Sadar Bazaar was and is part of the Ahmedabad Cantonment which was a blessing once but a blunder now. In those days Camp or Cantonment was wide open area, with beautiful colonial style bungalows, one of the biggest cricket field, surrounded by a Gymkhana and a huge cluster of neem, peepal Trees which gave everlasting shade. On the other end flowed the river Sabarmati giving us a chance for a swim in the summer vacations. The Bazaar area was peaceful with people of all hues,groups and vocation living without any feeling. There were Hindu Banias, Hindu Brahamins, Jains, Muslims, Sikhs and Christians living from one end of the Bazaar to the other. Children of all these communities used to play cricket together.
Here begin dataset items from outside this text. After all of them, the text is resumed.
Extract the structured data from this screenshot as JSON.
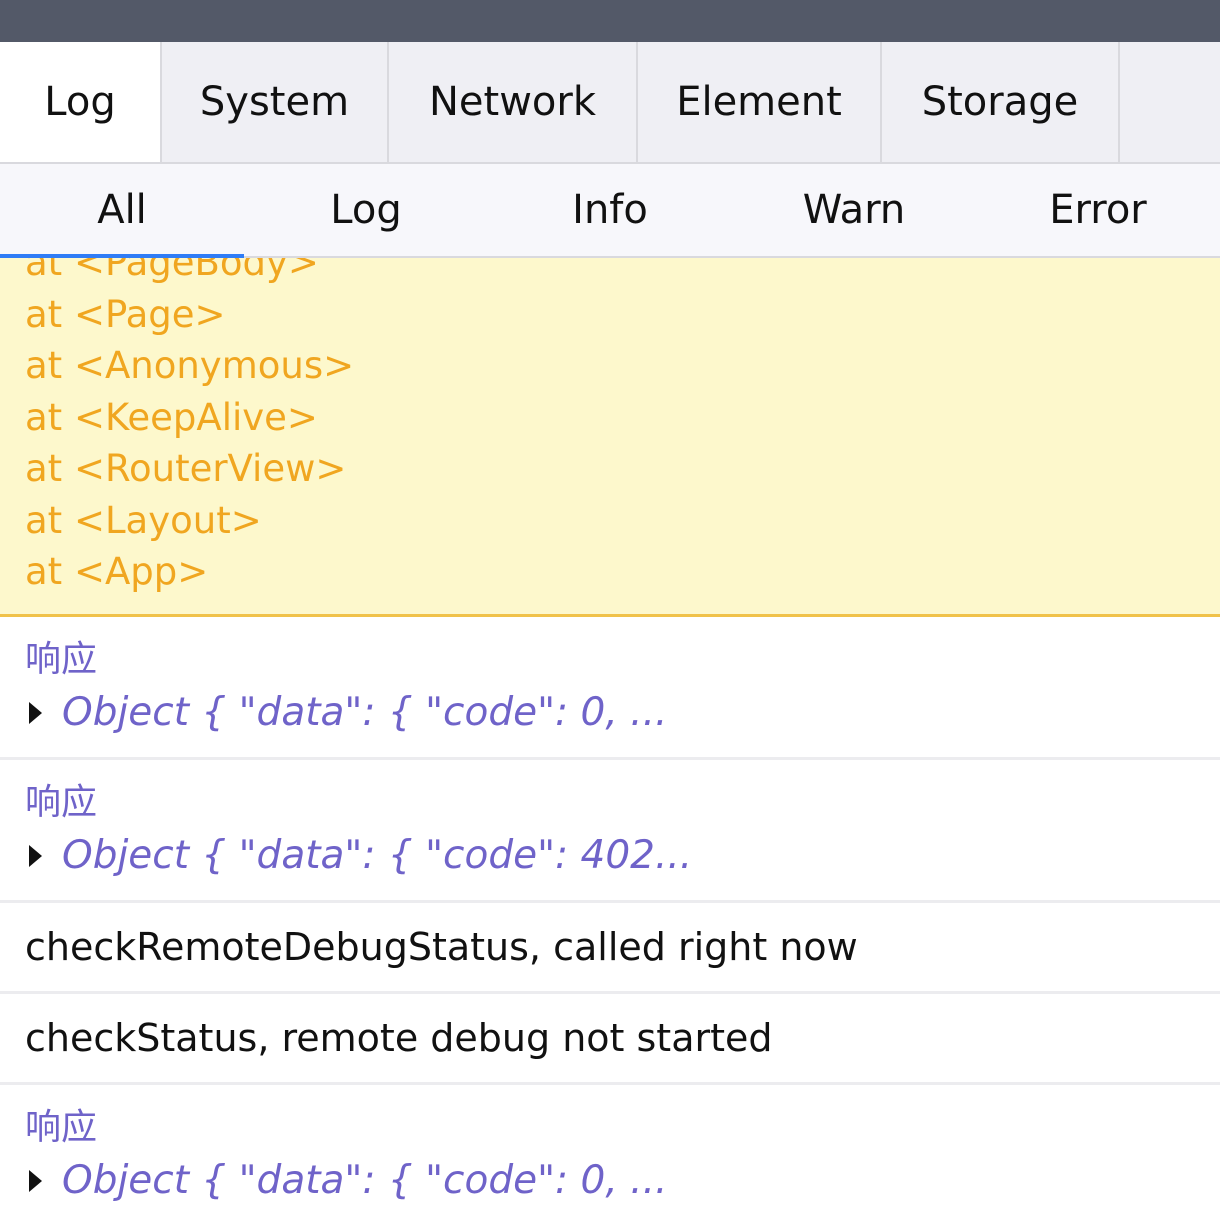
{
  "tabs": [
    {
      "label": "Log"
    },
    {
      "label": "System"
    },
    {
      "label": "Network"
    },
    {
      "label": "Element"
    },
    {
      "label": "Storage"
    }
  ],
  "subtabs": [
    {
      "label": "All"
    },
    {
      "label": "Log"
    },
    {
      "label": "Info"
    },
    {
      "label": "Warn"
    },
    {
      "label": "Error"
    }
  ],
  "warn": {
    "lines": [
      "at <PageBody>",
      "at <Page>",
      "at <Anonymous>",
      "at <KeepAlive>",
      "at <RouterView>",
      "at <Layout>",
      "at <App>"
    ]
  },
  "entries": [
    {
      "label": "响应",
      "object": "Object { \"data\": { \"code\": 0, ..."
    },
    {
      "label": "响应",
      "object": "Object { \"data\": { \"code\": 402..."
    },
    {
      "text": "checkRemoteDebugStatus, called right now"
    },
    {
      "text": "checkStatus, remote debug not started"
    },
    {
      "label": "响应",
      "object": "Object { \"data\": { \"code\": 0, ..."
    }
  ]
}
Just a little away from the Bazaar was the well known Hanuman Temple which was frequented by the rich, not so rich and never rich people from all parts of Ahmedabad .

Dividing Camp Sadar Bazaar and the City was the area called Shahibagh which was the abode of the elite and the rich in those days. This was the place where Ambalal Sarabhai lived and who came for morning walk to our area with his imported car following him at snail's place, this was the place where Bejan Daruwalla spent his youth, and this was place where we had the Raj Bhavan before it was shifted to Gandhinagar in the late 1970s. Our school bus went through all these palatial bungalows giving us a dream thought that we have to grow up well to become partially rich if not fully. Sadar Bazaar area had few bungalows like the one above which was built by a Goan who could not live there due to some reasons. It is still there. There were Hindu and Marwari Banias who had made big houses but did not have a vision that if the property does not appreciate, it will not have occupants. .

My Bazaar has fallen in to bad days. There are huge houses, with large space but no one living there,the occupants moving out to newer but smaller houses. Those who leave do not come back. But for me, it is a part of the duty to visit this sacred place during our visit to India every year. When here, I forget the present and the future but live in the past talking to friends who are still there, visiting the haunts which are still existing. Here I respectfully remember the sacrifice of my Grandfather,my mother, my brothers and sister who helped to shape my life, my friends who played with me and supported me in thick and thin and still say hello once a while.